19 Febbraio 2019

Usura sopravvenuta e apertura di credito

di Fabio Fiorucci, Avvocato Scarica in PDF

Come noto, con la sentenza n. 24675/2017, le Sezioni Unite hanno stabilito quanto segue: «allorché il tasso degli interessi concordato tra mutuante e mutuatario superi, nel corso dello svolgimento del rapporto, la soglia dell’usura come determinata in base alle disposizioni della legge n. 108 del 1996, non si verifica la nullità o l’inefficacia della clausola contrattuale di determinazione del tasso degli interessi stipulata anteriormente all’entrata in vigore della predetta legge, o della clausola stipulata successivamente per un tasso non eccedente tale soglia quale risultante al momento della stipula».

Non appare scontata l’applicazione del principio di diritto enunciato dalle Sezioni Unite in materia di usura sopravvenuta a forme di finanziamento diverse dal mutuo. In particolare, occorre verificare come nelle aperture di credito in conto corrente – in cui il TEGM è rilevato da Bankitalia avuto riguardo a «tutti i rapporti di finanziamento intrattenuti nel trimestre di riferimento» (interesse ‘praticato’) – possa essere proficuamente applicata la soluzione fornita dalle Sezioni Unite. Al momento della stipula di un’apertura di credito non è possibile conoscere ex ante quale sarà il capitale utilizzato dal cliente e il periodo di tale utilizzo; peraltro, il TEG applicato non dipende soltanto dall’interesse pattuito, ma dalla combinazione di interessi e oneri commissionali che sono determinati in funzione dell’utilizzo e sono verificabili soltanto a rendiconto e a posteriori, ad esempio la CIV (in arg. Astuni, Usura sopravvenuta. Note per l’utilizzo di Cass., sez. un., n. 24675/2017 (slides), 2017, in www.studibancari.it; Fiorucci, Anatocismo, usura e TAEG/ISC nei mutui bancari, Milano, 2019, p. 120).

Nonostante quanto precede, la prevalente giurisprudenza ha sancito l’applicabilità della decisione delle Sezioni Unite n. 24675/2017 (non configurabilità dell’usura sopravvenuta) anche al contratto di apertura di credito in conto corrente (Trib.
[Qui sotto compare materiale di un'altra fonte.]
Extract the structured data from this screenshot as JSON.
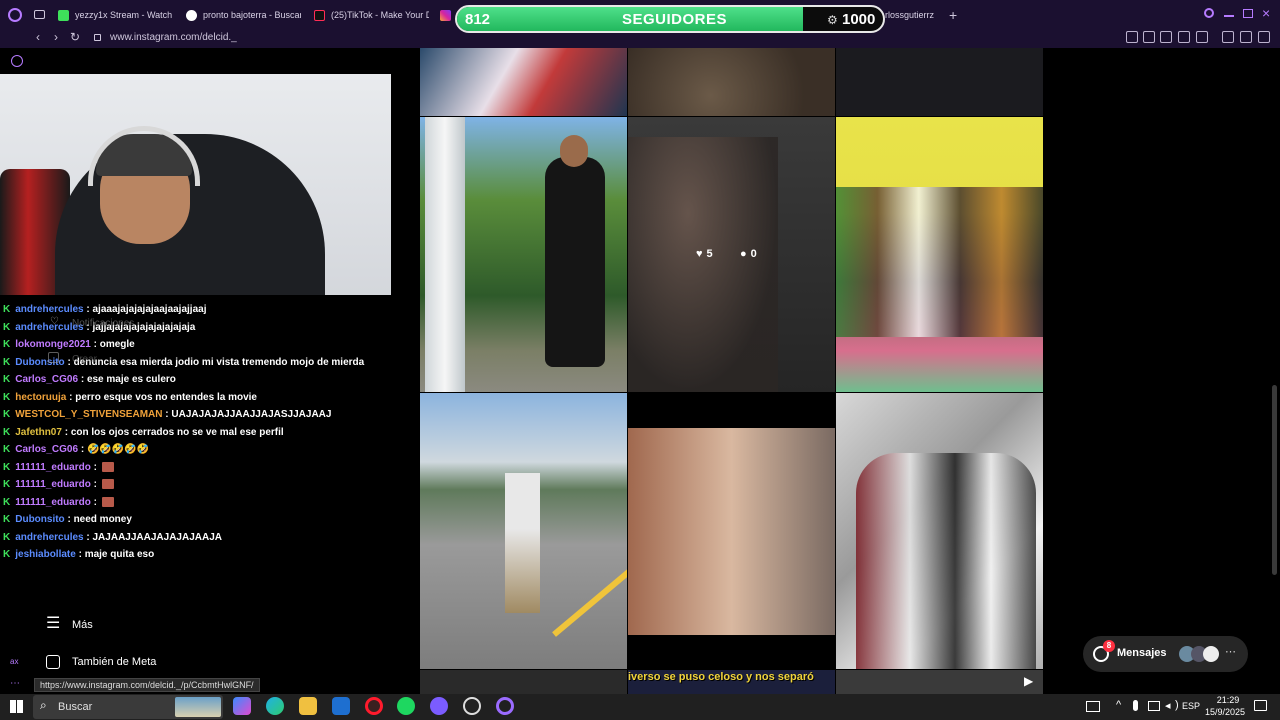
{
  "browser": {
    "tabs": [
      {
        "label": "yezzy1x Stream - Watch ..."
      },
      {
        "label": "pronto bajoterra - Buscar"
      },
      {
        "label": "(25)TikTok - Make Your D"
      },
      {
        "label": "rlossgutierrz"
      }
    ],
    "url": "www.instagram.com/delcid._"
  },
  "follower_goal": {
    "current": "812",
    "label": "SEGUIDORES",
    "goal": "1000",
    "progress": 0.812
  },
  "chat": [
    {
      "user": "andrehercules",
      "color": "#5b8cff",
      "msg": "ajaaajajajajajaajaajajjaaj"
    },
    {
      "user": "andrehercules",
      "color": "#5b8cff",
      "msg": "jajjajajajajajajajajajaja"
    },
    {
      "user": "lokomonge2021",
      "color": "#c07bff",
      "msg": "omegle"
    },
    {
      "user": "Dubonsito",
      "color": "#5b8cff",
      "msg": "denuncia esa mierda jodio mi vista tremendo mojo de mierda"
    },
    {
      "user": "Carlos_CG06",
      "color": "#c07bff",
      "msg": "ese maje es culero"
    },
    {
      "user": "hectoruuja",
      "color": "#f0a23a",
      "msg": "perro esque vos no entendes la movie"
    },
    {
      "user": "WESTCOL_Y_STIVENSEAMAN",
      "color": "#f0a23a",
      "msg": "UAJAJAJAJJAAJJAJASJJAJAAJ"
    },
    {
      "user": "Jafethn07",
      "color": "#e0c040",
      "msg": "con los ojos cerrados no se ve mal ese perfil"
    },
    {
      "user": "Carlos_CG06",
      "color": "#c07bff",
      "msg": "🤣🤣🤣🤣🤣",
      "emoji": true
    },
    {
      "user": "111111_eduardo",
      "color": "#c07bff",
      "msg": "",
      "emote": true
    },
    {
      "user": "111111_eduardo",
      "color": "#c07bff",
      "msg": "",
      "emote": true
    },
    {
      "user": "111111_eduardo",
      "color": "#c07bff",
      "msg": "",
      "emote": true
    },
    {
      "user": "Dubonsito",
      "color": "#5b8cff",
      "msg": "need money"
    },
    {
      "user": "andrehercules",
      "color": "#5b8cff",
      "msg": "JAJAAJJAAJAJAJAJAAJA"
    },
    {
      "user": "jeshiabollate",
      "color": "#5b8cff",
      "msg": "maje quita eso"
    }
  ],
  "instagram_sidebar": {
    "notifications_label": "Notificaciones",
    "create_label": "Crear",
    "more_label": "Más",
    "meta_label": "También de Meta"
  },
  "post_hover": {
    "likes": "5",
    "comments": "0"
  },
  "reel_caption": "iverso se puso celoso y nos separó",
  "messages": {
    "label": "Mensajes",
    "badge": "8"
  },
  "status_url": "https://www.instagram.com/delcid._/p/CcbmtHwlGNF/",
  "taskbar": {
    "search_label": "Buscar",
    "language": "ESP",
    "time": "21:29",
    "date": "15/9/2025"
  },
  "colors": {
    "browser_bg": "#1b1030",
    "progress_green": "#2ecc71",
    "kick_green": "#3ee05a"
  }
}
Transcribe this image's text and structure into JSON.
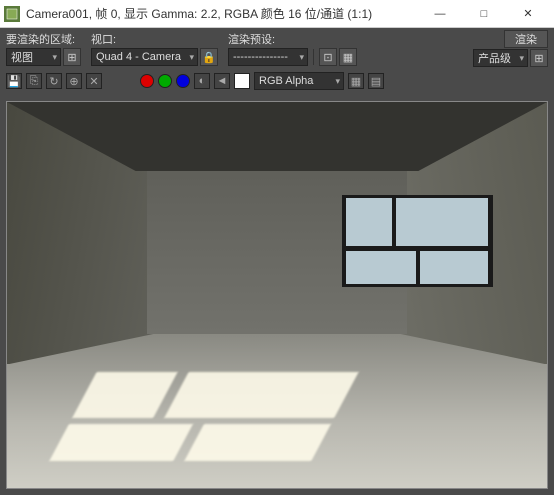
{
  "titlebar": {
    "text": "Camera001, 帧 0, 显示 Gamma: 2.2, RGBA 颜色 16 位/通道 (1:1)"
  },
  "window_controls": {
    "minimize": "—",
    "maximize": "□",
    "close": "✕"
  },
  "toolbar": {
    "area_label": "要渲染的区域:",
    "area_value": "视图",
    "viewport_label": "视口:",
    "viewport_value": "Quad 4 - Camera",
    "preset_label": "渲染预设:",
    "preset_value": "---------------",
    "render_button": "渲染",
    "quality_value": "产品级",
    "channel_value": "RGB Alpha"
  },
  "icons": {
    "lock": "🔒",
    "tool1": "⊞",
    "tool2": "⊡",
    "save": "💾",
    "copy": "⎘",
    "mono": "◐",
    "slider": "◄",
    "grid1": "▦",
    "grid2": "▤",
    "a": "A",
    "b": "↻",
    "c": "⊕",
    "d": "◉",
    "e": "✕"
  }
}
Roma 6.12.2017, 19.2.2018 e 26.1.2018; App. Milano 21.12.2017; Trib. Cassino 23.4.2018 e 18.9.2018; Trib. Brescia 23.2.2018; Trib. Modena 27.2.2018; Trib. Monza 13.6.2018; Trib. Milano 27.9.2018; Trib. Padova 9.11.2018).

Alcune decisioni hanno opportunamente evidenziato che il principio di diritto enunciato dalle Sezioni Unite è applicabile anche ai rapporti di conto corrente, ma in relazione a tali contratti l’accertamento dell’usurarietà deve tenere conto delle peculiarità proprie di tale tipologia di contratti: l’usurarietà genetica del rapporto andrà verificata sia con riferimento al momento della stipula del contratto sia con riguardo alle eventuali successive pattuizioni modificative, concordate od unilaterali che siano (Trib. Monza 13.6.2018; Trib. Padova 23.1.2018). È infatti rilevato che «concentrare l’analisi al solo momento genetico a fronte delle particolarità del rapporto di conto corrente consentirebbe all’istituto di credito di pattuire contrattualmente un tasso debitore entro soglia salvo poi, il trimestre successivo, operare una modifica unilaterale manifestamente usuraria senza che il correntista possa reagire se non recedendo dal rapporto. Ma se il correntista su quel conto avesse ottenuto una apertura di credito … integralmente utilizzata, il recesso passerebbe necessariamente attraverso il rimborso integrale della somma anticipata. Tale situazione potrebbe portare, se la variazione unilaterale fosse irrilevante, a “segregare” il correntista in un rapporto usurario senza la possibilità di sciogliersene. In tal senso devono assumere rilevanza anche le variazioni unilaterali operate dalla banca» (Trib. Padova 9.11.2018).